Just a few months ago, the A68 covered more than 4,200 square kilometers and was on a collision course with South Georgia Island in the South Atlantic Ocean. Even biologists fear that ice sheets could become a problem for area penguins and sea lions if they cut their way to feeding grounds. But the area around the island isn’t known as the Iceberg Cemetery for nothing.
Dozens of kilometers offshore, the A68 began to disintegrate. The individual parts were still so large that they had their own names like A68-A or A68-E – depending on the order in which they were created. Many fragments have washed around South Georgia in various ways. The wind, waves and high temperatures put them to the test and split them further.

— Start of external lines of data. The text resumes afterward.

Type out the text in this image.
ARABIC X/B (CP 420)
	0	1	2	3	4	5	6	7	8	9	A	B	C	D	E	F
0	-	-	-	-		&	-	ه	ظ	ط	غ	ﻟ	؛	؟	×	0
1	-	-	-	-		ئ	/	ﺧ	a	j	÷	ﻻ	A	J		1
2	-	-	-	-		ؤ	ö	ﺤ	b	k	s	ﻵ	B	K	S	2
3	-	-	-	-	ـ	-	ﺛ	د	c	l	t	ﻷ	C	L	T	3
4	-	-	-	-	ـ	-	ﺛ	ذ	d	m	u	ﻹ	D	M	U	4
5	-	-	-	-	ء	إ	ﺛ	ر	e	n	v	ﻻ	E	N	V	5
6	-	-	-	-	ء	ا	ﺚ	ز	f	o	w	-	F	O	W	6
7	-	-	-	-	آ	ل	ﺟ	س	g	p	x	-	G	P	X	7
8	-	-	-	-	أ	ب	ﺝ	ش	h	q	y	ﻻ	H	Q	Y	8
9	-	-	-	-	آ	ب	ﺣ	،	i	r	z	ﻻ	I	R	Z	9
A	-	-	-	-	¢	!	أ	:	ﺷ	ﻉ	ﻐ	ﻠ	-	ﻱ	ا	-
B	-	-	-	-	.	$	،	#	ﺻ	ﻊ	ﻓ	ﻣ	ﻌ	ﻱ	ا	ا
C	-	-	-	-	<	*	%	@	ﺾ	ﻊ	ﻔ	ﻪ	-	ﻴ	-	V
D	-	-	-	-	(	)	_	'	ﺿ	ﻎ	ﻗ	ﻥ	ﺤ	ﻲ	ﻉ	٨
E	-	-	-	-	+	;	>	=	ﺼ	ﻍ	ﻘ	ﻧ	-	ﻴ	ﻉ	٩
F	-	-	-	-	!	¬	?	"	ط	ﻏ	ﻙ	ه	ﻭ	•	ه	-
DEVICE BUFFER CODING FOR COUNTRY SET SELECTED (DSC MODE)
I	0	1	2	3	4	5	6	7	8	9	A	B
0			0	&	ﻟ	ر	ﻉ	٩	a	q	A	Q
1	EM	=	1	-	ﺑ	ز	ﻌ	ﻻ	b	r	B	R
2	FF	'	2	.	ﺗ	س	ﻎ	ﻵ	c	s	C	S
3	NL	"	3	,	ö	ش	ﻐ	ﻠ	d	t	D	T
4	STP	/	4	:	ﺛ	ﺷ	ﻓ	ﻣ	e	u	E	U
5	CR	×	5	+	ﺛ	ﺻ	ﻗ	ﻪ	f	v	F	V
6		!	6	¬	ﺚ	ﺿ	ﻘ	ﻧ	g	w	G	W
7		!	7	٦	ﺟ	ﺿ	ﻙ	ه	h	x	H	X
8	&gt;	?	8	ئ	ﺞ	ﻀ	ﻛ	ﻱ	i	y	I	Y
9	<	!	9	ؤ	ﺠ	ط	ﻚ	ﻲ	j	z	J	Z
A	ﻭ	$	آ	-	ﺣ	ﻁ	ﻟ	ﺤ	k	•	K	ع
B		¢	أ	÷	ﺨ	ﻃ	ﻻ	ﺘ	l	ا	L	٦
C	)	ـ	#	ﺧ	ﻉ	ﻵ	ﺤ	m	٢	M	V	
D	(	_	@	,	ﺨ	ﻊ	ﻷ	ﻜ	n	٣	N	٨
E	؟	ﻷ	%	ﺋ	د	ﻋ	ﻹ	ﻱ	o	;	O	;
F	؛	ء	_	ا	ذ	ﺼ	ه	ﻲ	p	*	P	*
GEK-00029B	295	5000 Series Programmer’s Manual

Usually for the 21st century, the A68 has likely not only intrigued science, but has also become a media star in some ways. Even before he was born into Larsen C Ice Shelf, the international community pursued his career: from the first huge crack in the ice to the close collision with the island. However, due to climate change in Antarctica, it wasn’t the last huge iceberg. Meanwhile, the A75 has detached from the ice shelf. However, only 24 nautical miles is just a dwarf among the giants.